Встревоженный политической ситуацией, Центральный Комитет
созвал 13 июля тайное расширенное совещание, в котором приняли участие
представители Петербургского комитета, Военной организации при ЦК РСДРП(б),
Московского областного бюро, Московского окружного комитета. Среди участников
совещания: Бухарин, Бубнов, Бокий, Володарский, Лацис, Молотов, Ногин, Невский,
Ольминский, Подвойский, Рыков, Сталин, Свердлов, Сокольников, Савельев.

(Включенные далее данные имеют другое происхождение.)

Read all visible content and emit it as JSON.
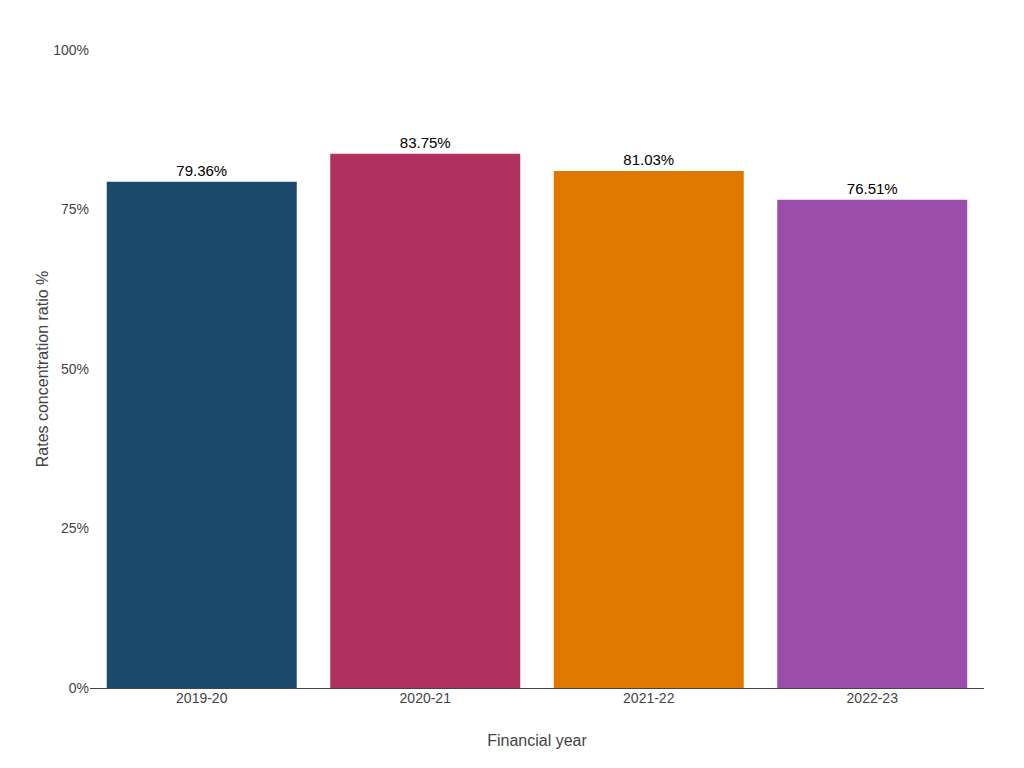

Устроители совещания ставили перед собой задачу: не дать низовым организациям
окончательно распасться или уйти из‑под влияния ЦК; выработать новую тактику,
чтобы сохранить руководящую роль в деморализованной рабочей среде и в
солдатских массах. Но фактически в течение двух дней шла острая дискуссия по
существу тезисов Ленина{238}, в которых содержались оскорбления в адрес
Временного правительства и прессы, выпады против Советов, социалистов‑революционеров
и меньшевиков, которые якобы «предали дело революции, отдав его в руки
контрреволюционерам и превратив себя и свои партии и Советы в фиговый листок
контрреволюции»{239}. Ленин выступает и против лозунга «Вся власть Советам!»,
призывает сочетать легальную работу с нелегальной, советует «собрать силы,
реорганизовать их и стойко готовить к вооруженному восстанию»{240}. Особенно
ожесточенно критиковали Ленина Володарский, Рыков, Ногин, а голосование
окончательно расставило все по своим местам: из 15 участников совещания 10
отвергли тезисы Ленина. В принятой резолюции нашли отражение противоположные
взгляды, которые и определили задачи партии в сложившихся условиях. В ней ни
слова не говорилось ни о необходимости приступать к подготовке вооруженного
восстания, ни об отказе от лозунга «Вся власть Советам!». В равной степени
участники совещания (его большинство) не отрицали дальнейшего участия в
революции меньшевиков и эсеров. Напротив, было принято решение о приглашении
эсеров на VI съезд РСДРП(б). Констатируя, что Временное правительство не в
состоянии обеспечить решение основных проблем, резолюция наметила основные
задачи партии:
• разоблачение контрреволюционных мероприятий;
• критика политики руководителей мелкобуржуазных
партий;
• работа партии по укреплению позиции революционного
пролетариата;
• подготовка сил для решительной борьбы за
осуществление программы большевистской партии{241}.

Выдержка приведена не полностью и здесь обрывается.